Life returns to normal or unfolds in ways you could not foresee. An angel came again to Joseph in a dream, warning of Herod’s evil determination to destroy the young Messiah. The Angel warned Joseph and Mary, “Flee to Egypt and stay there until I bring you word . . when Joseph arose, he took the young child and his mother and departed for Egypt. And was there until the death of Herod.” Read Matthew 2:13-23 NKJV.
People can choose to be transformed by such moments of Heavenly encounter or choose to remain unchanged. Angels are divine visitors. This world is not the Angels’ home. Inevitably, Angels return to Heaven, while our lives continue to be lived here. Families must be provided for. Responsibilities must be fulfilled. Work awaits to be done. And even more importantly, an unbelievable story must be told.
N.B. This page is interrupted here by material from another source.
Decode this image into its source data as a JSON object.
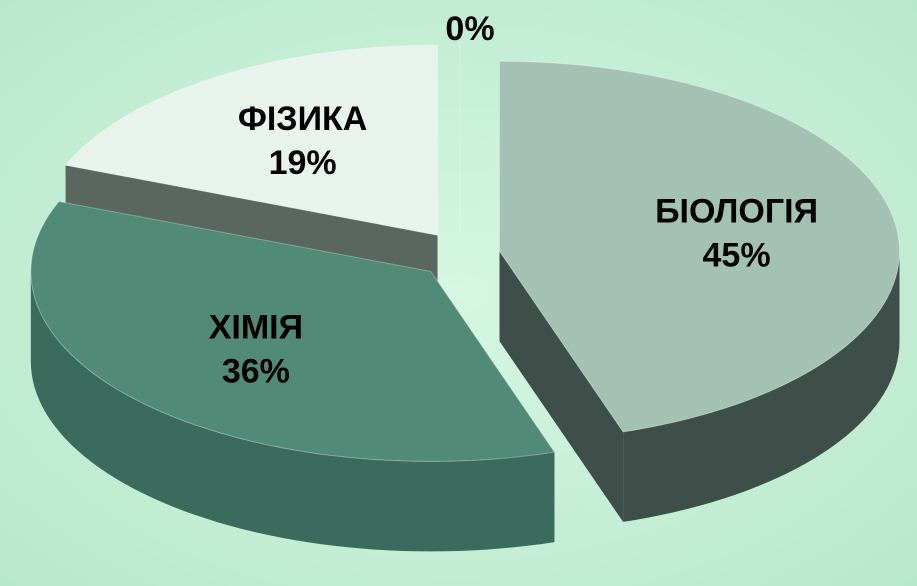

You cannot bow at Christmas with a true heart of worship and remain as you were. Christmas holds the power to change routines, shift priorities, adjust values, and transform lives forever. Ultimately, the season and celebration of Christmas will pass, but meanwhile the Savior can and will change your life everlastingly, if you will allow.
Christmas is about so much more than the pageantry of a manger, or a night sky filled with an angel chorus, or the shepherds, or Eastern kings from afar, or a young couple submitting themselves to a Sovereign God. Christmas is truly and only about the Savior who changes lives now, and for eternity. Paul summed it up well, “Therefore, if anyone is in Christ, he is a new creation; the old has gone, the new has come. All this is from God.” Read 2 Corinthians 5:17-21. When you embrace the true Christmas, you embrace life abundant now, and eternal forever.
Today, I pray for you to invite Jesus into every day and moment of your life.